Gov. Bill Walker’s cabinet is finally whole again.
Walker introduced Anchorage attorney Jahna Lindemuth as Alaska’s new attorney general at a Tuesday afternoon press conference.
Lindemuth replaces former Attorney General Craig Richards who resigned abruptly June 23 citing personal reasons.
Walker said he was “struck” by her “passion for Alaska.” He referenced more than 950 hours of pro bono work she did in 2015 representing a victim of domestic violence and a wrongly convicted defendant in the very public “Fairbanks Four” case.
“Everything she’s been involved in in her professional life she’s risen to the top,” Walker said of Lindemuth.
Head of the Anchorage office of the international firm Dorsey and Whitney, Lindemuth has represented several Alaska Native regional corporations and ConocoPhillips Alaska in both state and federal court, according to the governor’s office.
Acting Attorney General Jim Cantor will remain in that position until Lindemuth takes over the permanent position as Alaska’s top lawyer in early August.
She will be the second woman to serve as attorney general of Alaska.
Lindemuth conceded she will face “a steep learning curve” in transitioning from private practice to public service, but said she is confident the attorneys within the Department of Law will help make that switch easier.
“Keeping in mind that there are real people behind the decisions that we make (as state attorneys) is important,” she said at the press briefing.
Senate Judiciary Committee Chair Lesil McGuire, R-Anchorage, said in a formal statement that she is pleased with Lindemuth’s appointment.
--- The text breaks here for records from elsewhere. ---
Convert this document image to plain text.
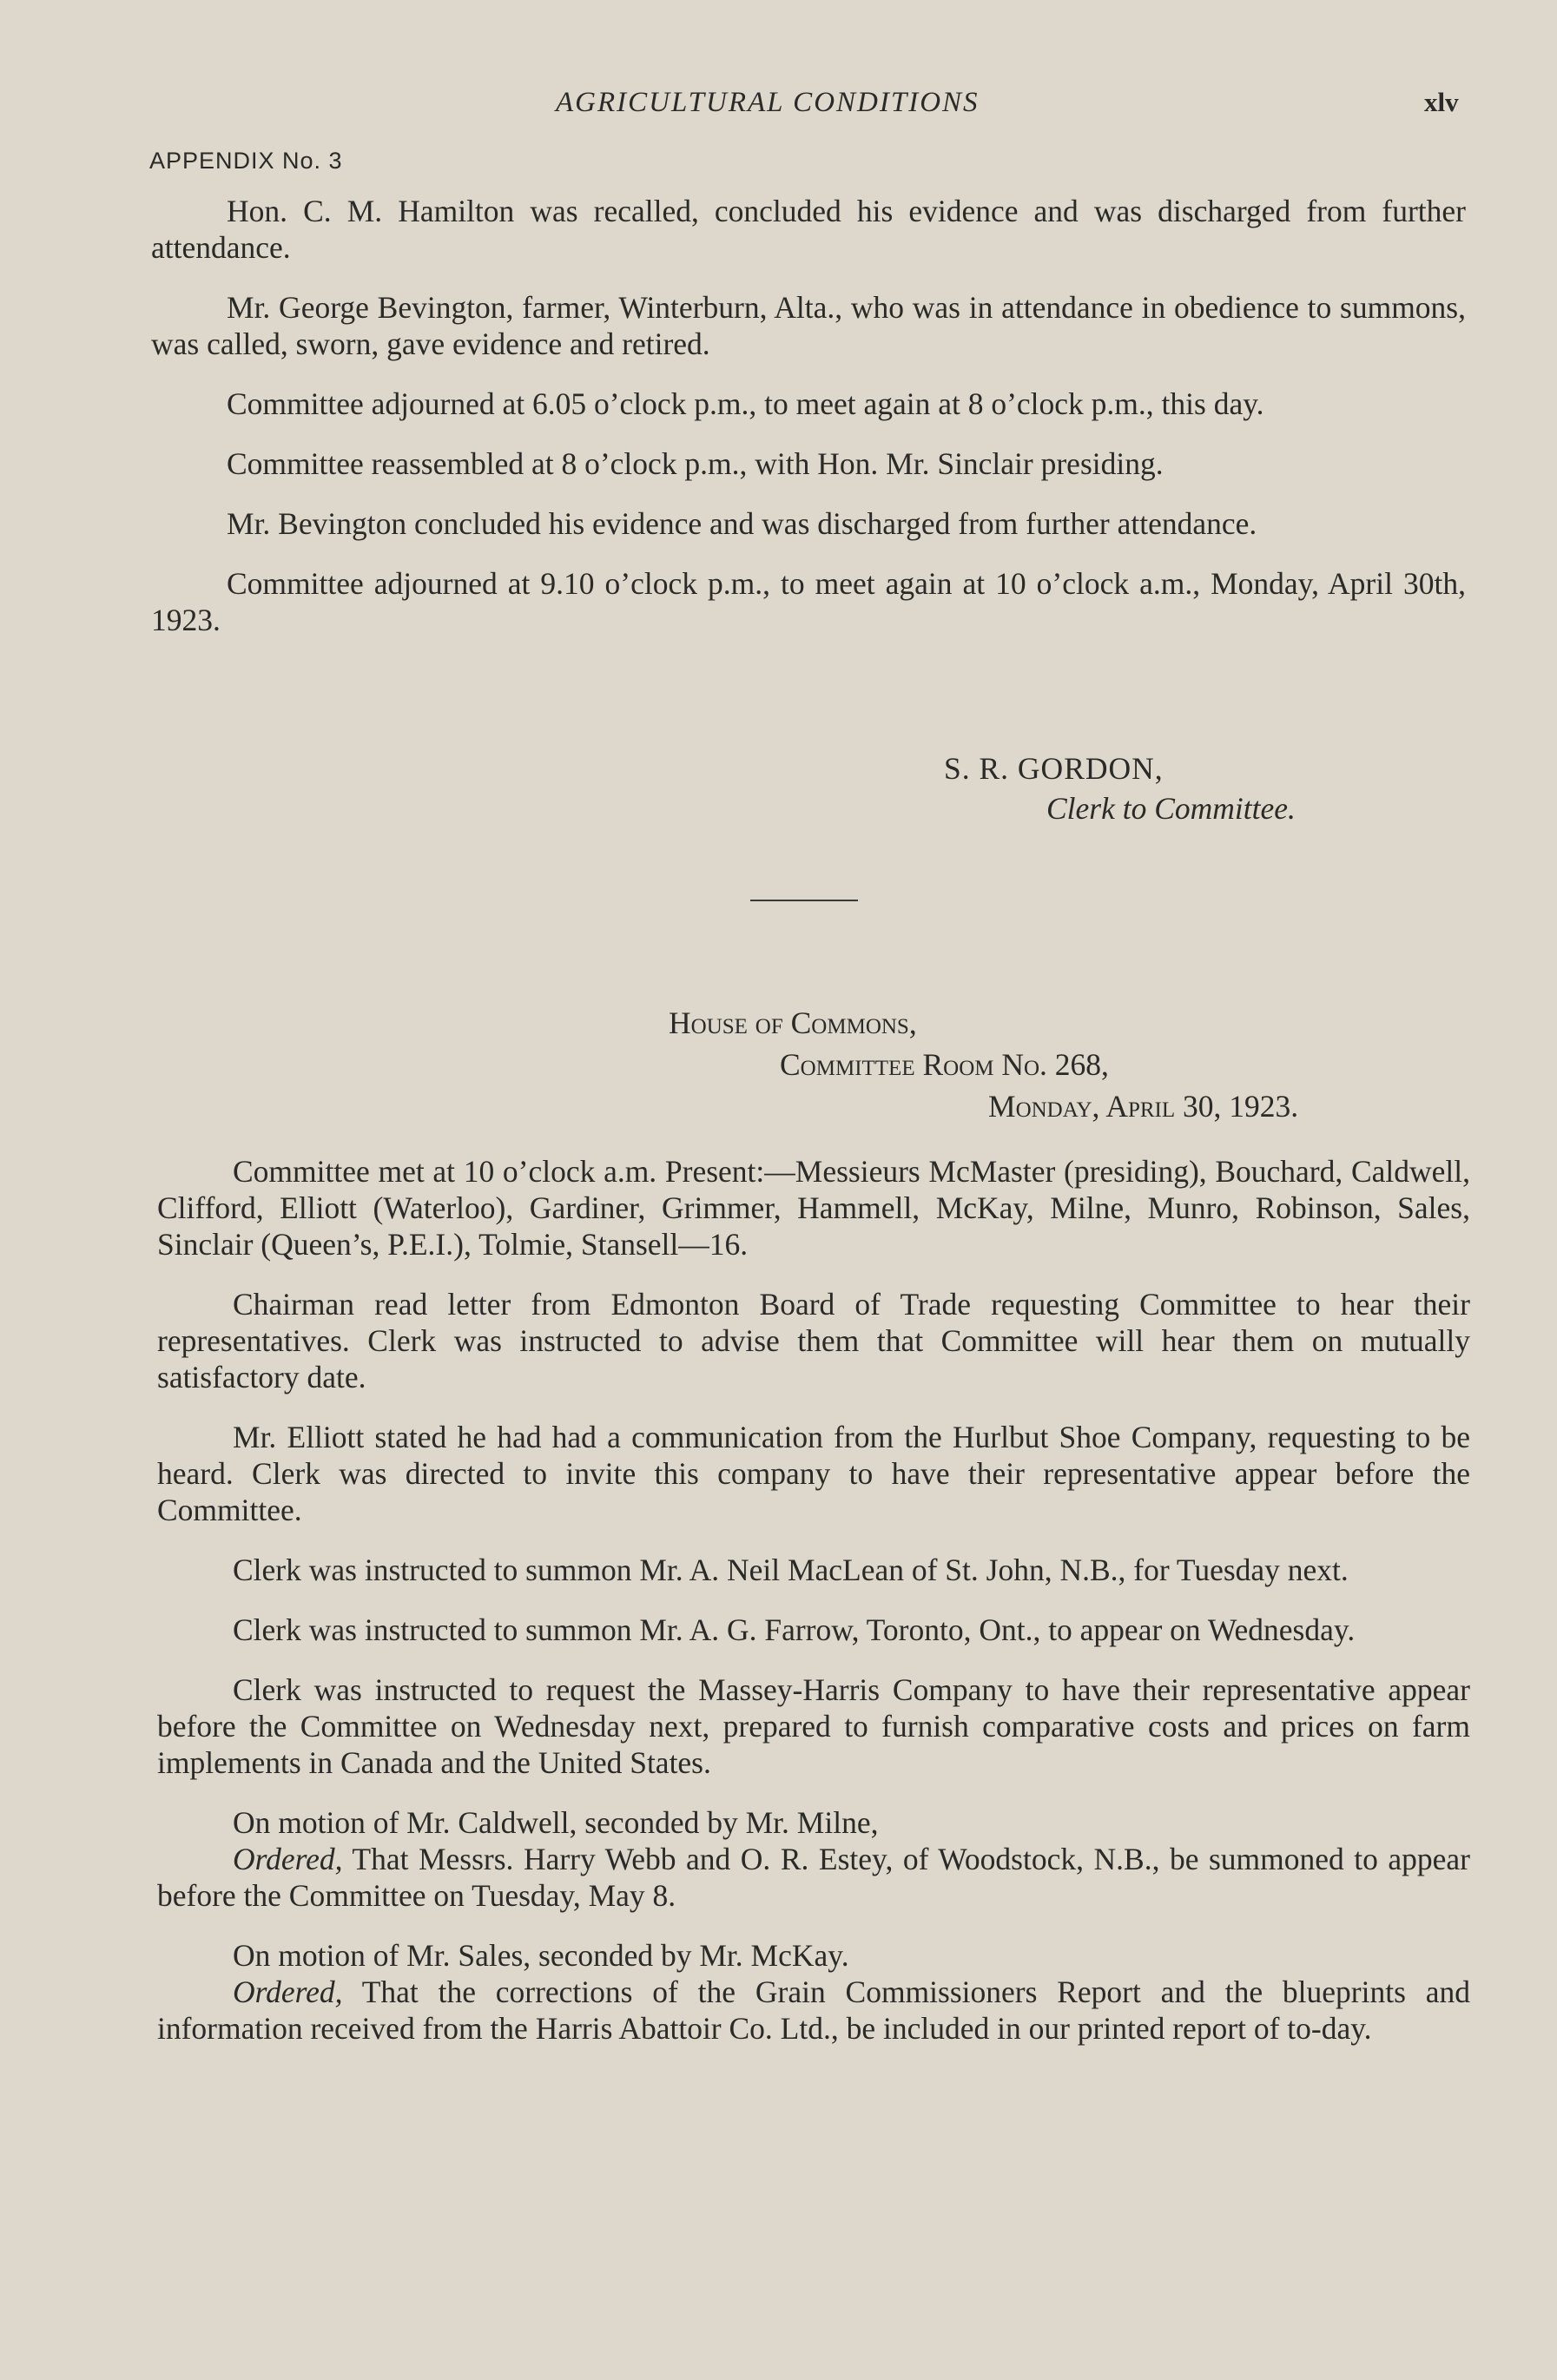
AGRICULTURAL CONDITIONS	xlv
APPENDIX No. 3

Hon. C. M. Hamilton was recalled, concluded his evidence and was discharged from further attendance.

Mr. George Bevington, farmer, Winterburn, Alta., who was in attendance in obedience to summons, was called, sworn, gave evidence and retired.

Committee adjourned at 6.05 o’clock p.m., to meet again at 8 o’clock p.m., this day.

Committee reassembled at 8 o’clock p.m., with Hon. Mr. Sinclair presiding.

Mr. Bevington concluded his evidence and was discharged from further attendance.

Committee adjourned at 9.10 o’clock p.m., to meet again at 10 o’clock a.m., Monday, April 30th, 1923.

S. R. GORDON,
Clerk to Committee.
House of Commons,
Committee Room No. 268,
Monday, April 30, 1923.

Committee met at 10 o’clock a.m. Present:—Messieurs McMaster (presiding), Bouchard, Caldwell, Clifford, Elliott (Waterloo), Gardiner, Grimmer, Hammell, McKay, Milne, Munro, Robinson, Sales, Sinclair (Queen’s, P.E.I.), Tolmie, Stansell—16.

Chairman read letter from Edmonton Board of Trade requesting Committee to hear their representatives. Clerk was instructed to advise them that Committee will hear them on mutually satisfactory date.

Mr. Elliott stated he had had a communication from the Hurlbut Shoe Company, requesting to be heard. Clerk was directed to invite this company to have their representative appear before the Committee.

Clerk was instructed to summon Mr. A. Neil MacLean of St. John, N.B., for Tuesday next.

Clerk was instructed to summon Mr. A. G. Farrow, Toronto, Ont., to appear on Wednesday.

Clerk was instructed to request the Massey-Harris Company to have their representative appear before the Committee on Wednesday next, prepared to furnish comparative costs and prices on farm implements in Canada and the United States.

On motion of Mr. Caldwell, seconded by Mr. Milne,

Ordered, That Messrs. Harry Webb and O. R. Estey, of Woodstock, N.B., be summoned to appear before the Committee on Tuesday, May 8.

On motion of Mr. Sales, seconded by Mr. McKay.

Ordered, That the corrections of the Grain Commissioners Report and the blueprints and information received from the Harris Abattoir Co. Ltd., be included in our printed report of to-day.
“(Lindemuth) brings years of Alaska experience to bear on the legal challenges facing our great state,” McGuire said. “With the Alaska LNG Project, Corrections reforms, arctic development and tribal sovereignty questions facing our state, I am confident Jahna Lindemuth will work for the best interests of all Alaskans.”
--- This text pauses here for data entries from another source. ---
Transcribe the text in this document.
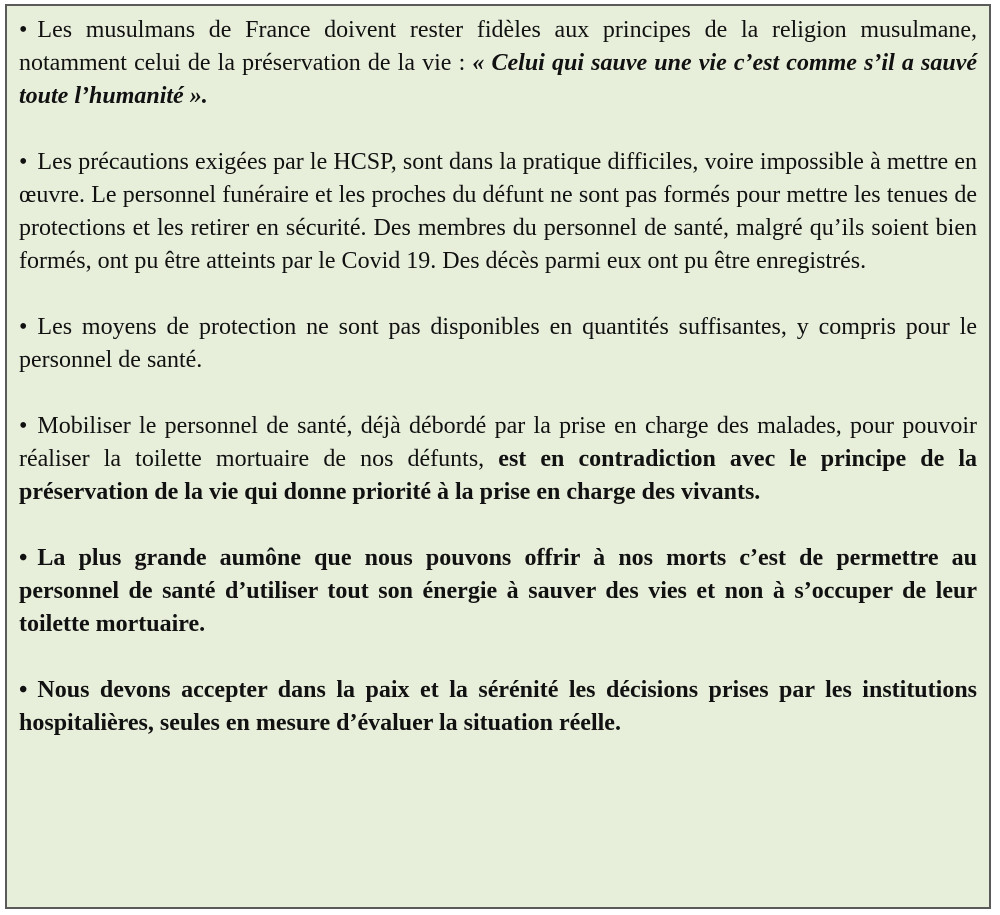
• Les musulmans de France doivent rester fidèles aux principes de la religion musulmane, notamment celui de la préservation de la vie : « Celui qui sauve une vie c’est comme s’il a sauvé toute l’humanité ».

• Les précautions exigées par le HCSP, sont dans la pratique difficiles, voire impossible à mettre en œuvre. Le personnel funéraire et les proches du défunt ne sont pas formés pour mettre les tenues de protections et les retirer en sécurité. Des membres du personnel de santé, malgré qu’ils soient bien formés, ont pu être atteints par le Covid 19. Des décès parmi eux ont pu être enregistrés.

• Les moyens de protection ne sont pas disponibles en quantités suffisantes, y compris pour le personnel de santé.

• Mobiliser le personnel de santé, déjà débordé par la prise en charge des malades, pour pouvoir réaliser la toilette mortuaire de nos défunts, est en contradiction avec le principe de la préservation de la vie qui donne priorité à la prise en charge des vivants.

• La plus grande aumône que nous pouvons offrir à nos morts c’est de permettre au personnel de santé d’utiliser tout son énergie à sauver des vies et non à s’occuper de leur toilette mortuaire.

• Nous devons accepter dans la paix et la sérénité les décisions prises par les institutions hospitalières, seules en mesure d’évaluer la situation réelle.
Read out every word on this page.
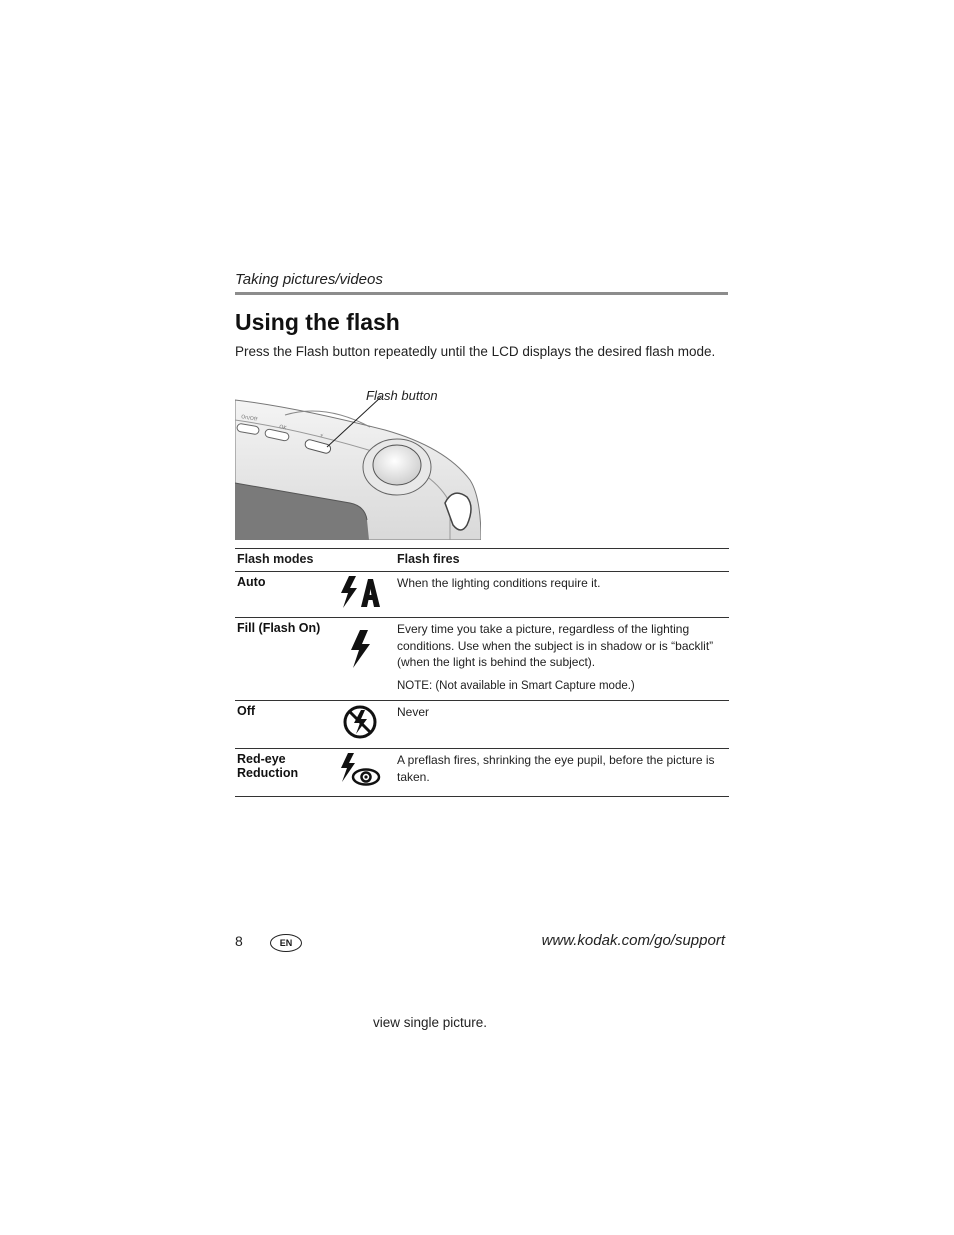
Taking pictures/videos
Using the flash
Press the Flash button repeatedly until the LCD displays the desired flash mode.
On/Off
OK
⚡
Flash button
Flash modes		Flash fires
Auto		When the lighting conditions require it.
Fill (Flash On)		Every time you take a picture, regardless of the lighting conditions. Use when the subject is in shadow or is “backlit” (when the light is behind the subject).
NOTE: (Not available in Smart Capture mode.)

Off		Never
Red-eye Reduction		A preflash fires, shrinking the eye pupil, before the picture is taken.
8	EN	www.kodak.com/go/support
view single picture.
Tuesday as also the first time Alaskans heard directly from new Department of Natural Resources Commissioner Andy Mack, who is taking over for acting DNR Commissioner Marty Rutherford, who is stepping down June 30. His appointment was also announced June 23.
Walker said Mack has served as a behind-the-scenes consultant on oil and gas issues to the administration and has accompanied the governor in several meetings with Interior Secretary Sally Jewell.
“I see an opportunity to play a little more offense than we have in the past” in relation to the state’s interaction with federal agencies regarding oil and gas development issues, Walker said.
The governor has said repeatedly that he intends to continue pushing for exploration and development of oil resources in the coastal plain of the Arctic National Wildlife Refuge, a goal that is the opposite of the Obama administration’s view of the refuge.
Mack said the move from his current position as a director for the Anchorage-based private equity firm Pt Capital to the head of DNR should not be an issue given both positions are tasked with bringing more investment into the state.
“I can’t tell you how pleased I am to take this position the governor has offered me,” Mack said.